- Born: April 13, 2002 (age 24) Toronto, Ontario, Canada
- Occupation: Actor
- Years active: 2014–present
- Known for: Avatar: The Way of Water; Odd Squad; The Waiting Room;
- Father: Jasmin Geljo

= Filip Geljo =

Canadian-Filipino actor (born 2002)

Filip Geljo (born April 13, 2002) is a Canadian actor of Filipino and Bosnian descent, known for portraying Aonung in Avatar: The Way of Water and Agent Otto in the PBS Kids TV series Odd Squad.

==Early life==
Geljo was born in Toronto, Canada, on April 13, 2002, to a Filipino mother and Bosnian actor Jasmin Geljo.

==Career==
Geljo’s first acting role was a small part in a 2014 TV movie called The Last Chance. He also portrayed Dan in the 2015 drama The Waiting Room. In that film, he acted alongside his real father, Jasmin, who played Dan’s father.

On the PBS Kids TV series Odd Squad, Geljo portrayed Agent Otto, one of the two main characters, for 41 episodes, from 2014 to 2016. (In the pilot, Otto was played by Jaden Michael.) He reprised his role as Otto in Odd Squad: The Movie.

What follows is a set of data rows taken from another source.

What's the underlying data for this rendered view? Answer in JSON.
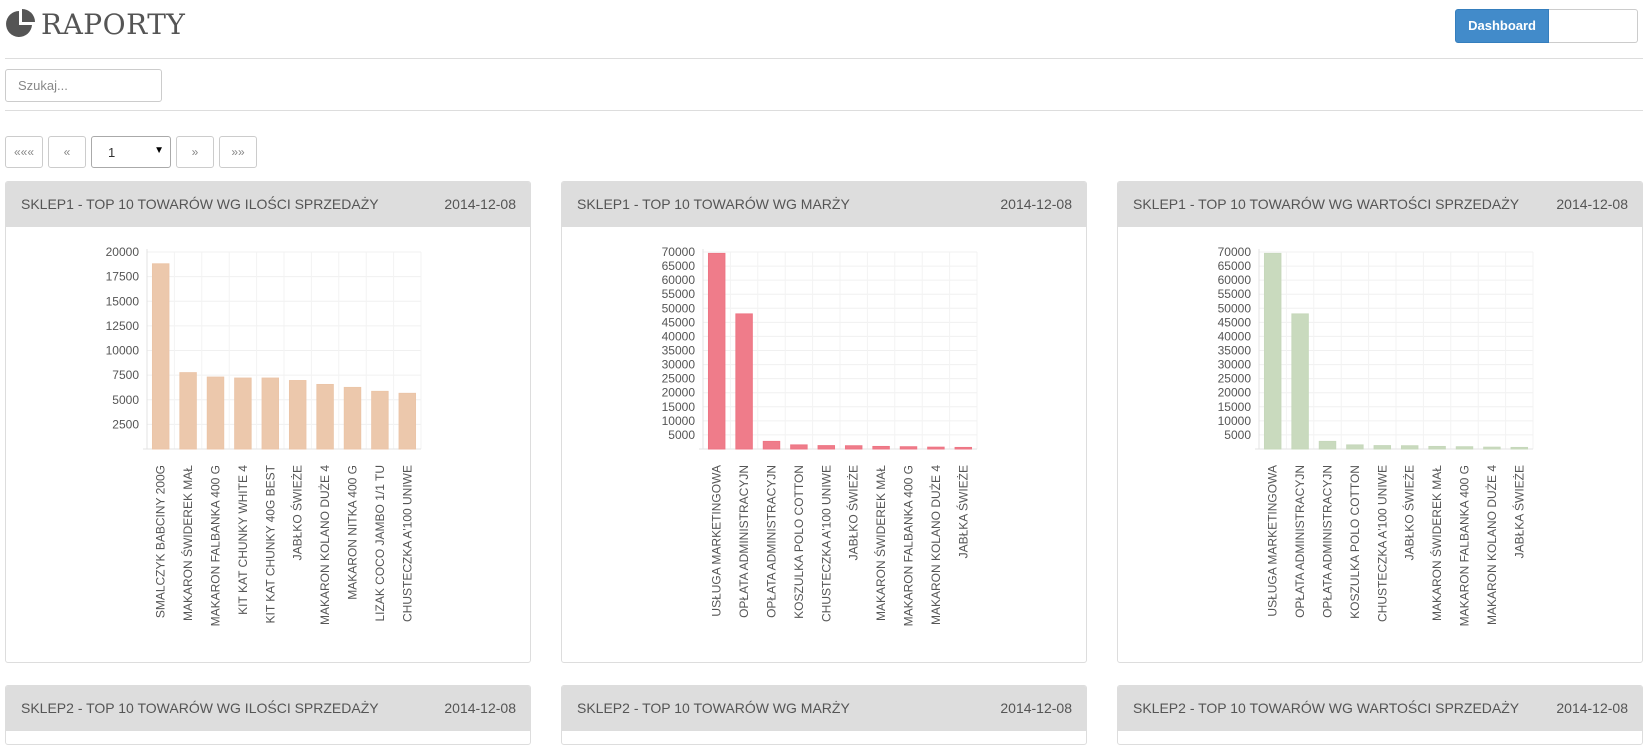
{
  "header": {
    "title": "RAPORTY",
    "logo_icon": "pie-chart-icon",
    "dashboard_label": "Dashboard"
  },
  "search": {
    "placeholder": "Szukaj..."
  },
  "pager": {
    "first": "«««",
    "prev": "«",
    "page": "1",
    "next": "»",
    "last": "»»"
  },
  "colors": {
    "accent": "#428bca",
    "bar_orange": "#ebc5a8",
    "bar_red": "#ee7584",
    "bar_green": "#c6d8bb"
  },
  "panels": [
    {
      "title": "SKLEP1 - TOP 10 TOWARÓW WG ILOŚCI SPRZEDAŻY",
      "date": "2014-12-08",
      "chart_data": {
        "type": "bar",
        "color": "#ebc5a8",
        "ylim": [
          0,
          20000
        ],
        "yticks": [
          2500,
          5000,
          7500,
          10000,
          12500,
          15000,
          17500,
          20000
        ],
        "categories": [
          "SMALCZYK BABCINY 200G",
          "MAKARON ŚWIDEREK MAŁ",
          "MAKARON FALBANKA 400 G",
          "KIT KAT CHUNKY WHITE 4",
          "KIT KAT CHUNKY 40G BEST",
          "JABŁKO ŚWIEŻE",
          "MAKARON KOLANO DUŻE 4",
          "MAKARON NITKA 400 G",
          "LIZAK COCO JAMBO 1/1 TU",
          "CHUSTECZKA A'100 UNIWE"
        ],
        "values": [
          18800,
          7750,
          7300,
          7200,
          7200,
          6950,
          6550,
          6250,
          5850,
          5650
        ]
      }
    },
    {
      "title": "SKLEP1 - TOP 10 TOWARÓW WG MARŻY",
      "date": "2014-12-08",
      "chart_data": {
        "type": "bar",
        "color": "#ee7584",
        "ylim": [
          0,
          70000
        ],
        "yticks": [
          5000,
          10000,
          15000,
          20000,
          25000,
          30000,
          35000,
          40000,
          45000,
          50000,
          55000,
          60000,
          65000,
          70000
        ],
        "categories": [
          "USŁUGA MARKETINGOWA",
          "OPŁATA ADMINISTRACYJN",
          "OPŁATA ADMINISTRACYJN",
          "KOSZULKA POLO COTTON",
          "CHUSTECZKA A'100 UNIWE",
          "JABŁKO ŚWIEŻE",
          "MAKARON ŚWIDEREK MAŁ",
          "MAKARON FALBANKA 400 G",
          "MAKARON KOLANO DUŻE 4",
          "JABŁKA ŚWIEŻE"
        ],
        "values": [
          69500,
          48000,
          2700,
          1450,
          1200,
          1150,
          900,
          800,
          650,
          550
        ]
      }
    },
    {
      "title": "SKLEP1 - TOP 10 TOWARÓW WG WARTOŚCI SPRZEDAŻY",
      "date": "2014-12-08",
      "chart_data": {
        "type": "bar",
        "color": "#c6d8bb",
        "ylim": [
          0,
          70000
        ],
        "yticks": [
          5000,
          10000,
          15000,
          20000,
          25000,
          30000,
          35000,
          40000,
          45000,
          50000,
          55000,
          60000,
          65000,
          70000
        ],
        "categories": [
          "USŁUGA MARKETINGOWA",
          "OPŁATA ADMINISTRACYJN",
          "OPŁATA ADMINISTRACYJN",
          "KOSZULKA POLO COTTON",
          "CHUSTECZKA A'100 UNIWE",
          "JABŁKO ŚWIEŻE",
          "MAKARON ŚWIDEREK MAŁ",
          "MAKARON FALBANKA 400 G",
          "MAKARON KOLANO DUŻE 4",
          "JABŁKA ŚWIEŻE"
        ],
        "values": [
          69500,
          48000,
          2700,
          1450,
          1200,
          1150,
          900,
          800,
          650,
          550
        ]
      }
    },
    {
      "title": "SKLEP2 - TOP 10 TOWARÓW WG ILOŚCI SPRZEDAŻY",
      "date": "2014-12-08"
    },
    {
      "title": "SKLEP2 - TOP 10 TOWARÓW WG MARŻY",
      "date": "2014-12-08"
    },
    {
      "title": "SKLEP2 - TOP 10 TOWARÓW WG WARTOŚCI SPRZEDAŻY",
      "date": "2014-12-08"
    }
  ]
}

In 2017, Geljo was cast as Aonung in James Cameron’s Avatar: The Way of Water, which was released in 2022. He reprised that role in Avatar: Fire and Ash, which was released in 2025.

==Filmography==
===Film===

Key
| † | Denotes films that have not yet been released |

| Year | Title | Role | Notes |
| 2014 | The Last Chance | Lee | TV movie |
| 2015 | The Waiting Room | Dan |  |
| Shahzad | Philip | Short film |
| 2016 | Odd Squad: The Movie | Agent Otto | TV movie with limited theatrical release |
| 2022 | Avatar: The Way of Water | Aonung |  |
| 2025 | Avatar: Fire and Ash |  |

===Television===

| Year(s) | Title | Role | Notes |
|---|---|---|---|
| 2014–2016 | Odd Squad | Agent Otto | Main role (season 1); 40 episodes |
| 2016 | Annedroids | Eric | “Teacher’s Pals” |

== Personal life ==
He is the son of actor Jasmin Geljo.